В отдельных случаях благодаря своим личным способностям представителя неславянских племен могли сделать блестящую политическую карьеру, оказавшись в Киеве при дворе великого князя. Этих выходцев мы легко узнаем в летописи по их характерным прозвищам типа ятваг (балт) или чудин (финно-угр). Подобные случаи выдвижения инородцев в правящую элиту Древней Руси хоть и были крайне редки, но все же имели место.

О главных принципах отношения русов с подвластными им инородцами мы, к счастью, можем узнать непосредственно из уст наших далеких предков. Захватив в 943–944 гг. азербайджанский город Бердаа, русы так сформулировали местным жителям суть своего господства: «Нет между нами и вами разногласия в вере. Единственно чего мы желаем, это власти. На нас лежит обязанность хорошо относиться к вам, а на вас – хорошо повиноваться нам» [14]. Азербайджанцам-мусульманам было сразу объявлено, что новая власть северных пришельцев ни в коем случае не будет затрагивать их веру, с которой в средние века неразрывно был связан весь образ жизни, а ограничиться лишь политической сферой.
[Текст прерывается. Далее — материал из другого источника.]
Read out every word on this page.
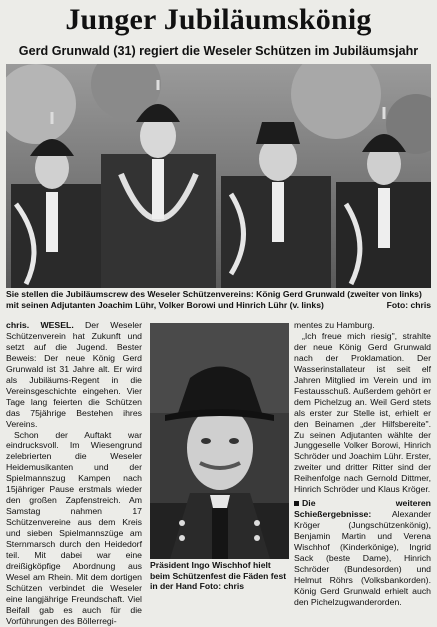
Junger Jubiläumskönig
Gerd Grunwald (31) regiert die Weseler Schützen im Jubiläumsjahr
Sie stellen die Jubiläumscrew des Weseler Schützenvereins: König Gerd Grunwald (zweiter von links) mit seinen Adjutanten Joachim Lühr, Volker Borowi und Hinrich Lühr (v. links)	Foto: chris

chris. WESEL. Der Weseler Schützenverein hat Zukunft und setzt auf die Jugend. Bester Beweis: Der neue König Gerd Grunwald ist 31 Jahre alt. Er wird als Jubiläums-Regent in die Vereinsgeschichte eingehen. Vier Tage lang feierten die Schützen das 75jährige Bestehen ihres Vereins.

Schon der Auftakt war eindrucksvoll. Im Wiesengrund zelebrierten die Weseler Heidemusikanten und der Spielmannszug Kampen nach 15jähriger Pause erstmals wieder den großen Zapfenstreich. Am Samstag nahmen 17 Schützenvereine aus dem Kreis und sieben Spielmannszüge am Sternmarsch durch den Heidedorf teil. Mit dabei war eine dreißigköpfige Abordnung aus Wesel am Rhein. Mit dem dortigen Schützen verbindet die Weseler eine langjährige Freundschaft. Viel Beifall gab es auch für die Vorführungen des Böllerregi-

Präsident Ingo Wischhof hielt beim Schützenfest die Fäden fest in der Hand Foto: chris

mentes zu Hamburg.

„Ich freue mich riesig", strahlte der neue König Gerd Grunwald nach der Proklamation. Der Wasserinstallateur ist seit elf Jahren Mitglied im Verein und im Festausschuß. Außerdem gehört er dem Pichelzug an. Weil Gerd stets als erster zur Stelle ist, erhielt er den Beinamen „der Hilfsbereite". Zu seinen Adjutanten wählte der Junggeselle Volker Borowi, Hinrich Schröder und Joachim Lühr. Erster, zweiter und dritter Ritter sind der Reihenfolge nach Gernold Dittmer, Hinrich Schröder und Klaus Kröger.

Die weiteren Schießergebnisse: Alexander Kröger (Jungschützenkönig), Benjamin Martin und Verena Wischhof (Kinderkönige), Ingrid Sack (beste Dame), Hinrich Schröder (Bundesorden) und Helmut Röhrs (Volksbankorden). König Gerd Grunwald erhielt auch den Pichelzugwanderorden.
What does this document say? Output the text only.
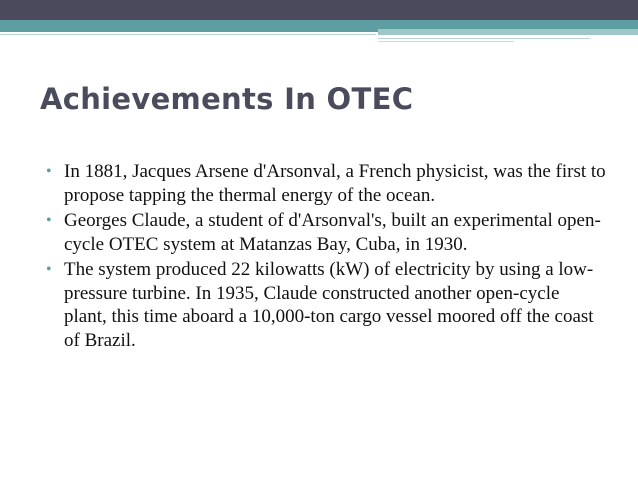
Achievements In OTEC
• In 1881, Jacques Arsene d'Arsonval, a French physicist, was the first to propose tapping the thermal energy of the ocean.
• Georges Claude, a student of d'Arsonval's, built an experimental open-cycle OTEC system at Matanzas Bay, Cuba, in 1930.
• The system produced 22 kilowatts (kW) of electricity by using a low-pressure turbine. In 1935, Claude constructed another open-cycle plant, this time aboard a 10,000-ton cargo vessel moored off the coast of Brazil.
Как видим, даже по отношению к покоренным силой оружия народам русы считали себя связанными добровольно данным обязательством хорошо относиться к ним при условии покорности. Если бы приведенные слова сохранились на страницах русской летописи, то еще можно было бы заподозрить летописца в прославлении справедливости и государственной мудрости своих соплеменников. Однако заявление русов, сделанное завоеванному народу, дошло до нас в передаче мусульманского автора Ибн-Мискавейха, явно симпатизировавшего своим азербайджанским единоверцам, сильно пострадавшим от набега северных соседей, и совершенно не расположенного идеализировать наших далеких предков.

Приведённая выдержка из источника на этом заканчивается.